= Mikhail Nikolaevich Skulyari =

Soviet artist (1905–1985)

Mikhail Nikolaevich Skulyari (Михаил Николаевич Скуляри; 26 June 1905 - 1985) was a Soviet artist. He was born in southern Russia. He was the grandson of Baron von Ek. Until 1917 he lived in Simferopol. He studied art in Irkutsk under I. Kopylov. Among his fellow students in Irkutsk were Minei Kuks and A.N. Yakobson. He then graduated from the Academy of Arts (1926–30), where he studied with Kuzma Petrov-Vodkin, Arkady Rylov, Pavel Shillingovsky and Dmitry Kiplik. He spent the Second World War in Dushanbe, Anzhero-Sudzhensk and Kolomna. He was associated with the artists' union RABIS and with the Red Army medical museum.

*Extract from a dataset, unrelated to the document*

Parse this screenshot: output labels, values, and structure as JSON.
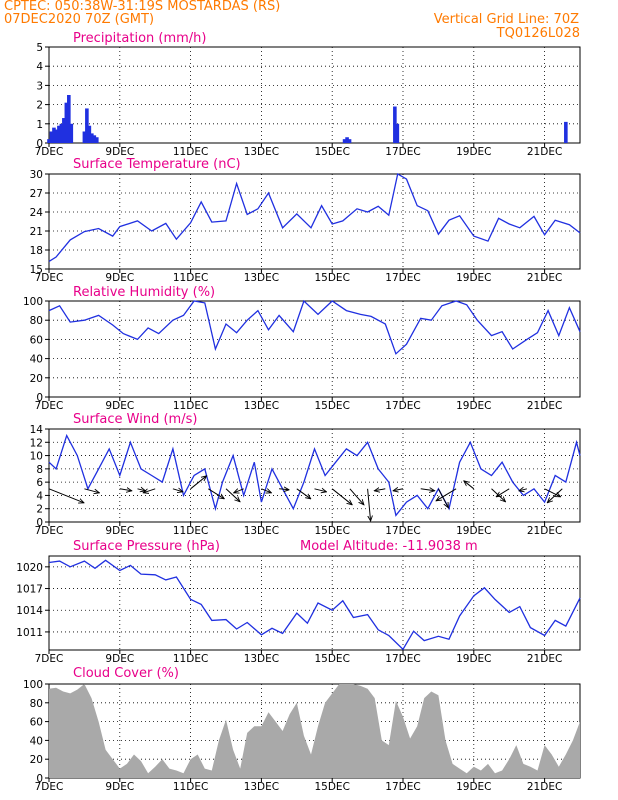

After 1946, he worked in the Leningrad Experimental Lithographic Workshop with a host of artists, among them Alexander Vedernikov, Georgy Vereisky, V.A. Vlasov, Yuri Vasnetsov, B.N. Ermolaev, Vera Matyukh, Valentin Kurdov, Anatoli Kaplan, Minei Kuks and A.N. Yakobson.

He died in 1985. His work was exhibited at the State Russian Museum in 2005 to mark the centenary of his birth. He was also shown in the Estorick Gallery in 2019 as part of an exhibition on the Leningrad lithographers.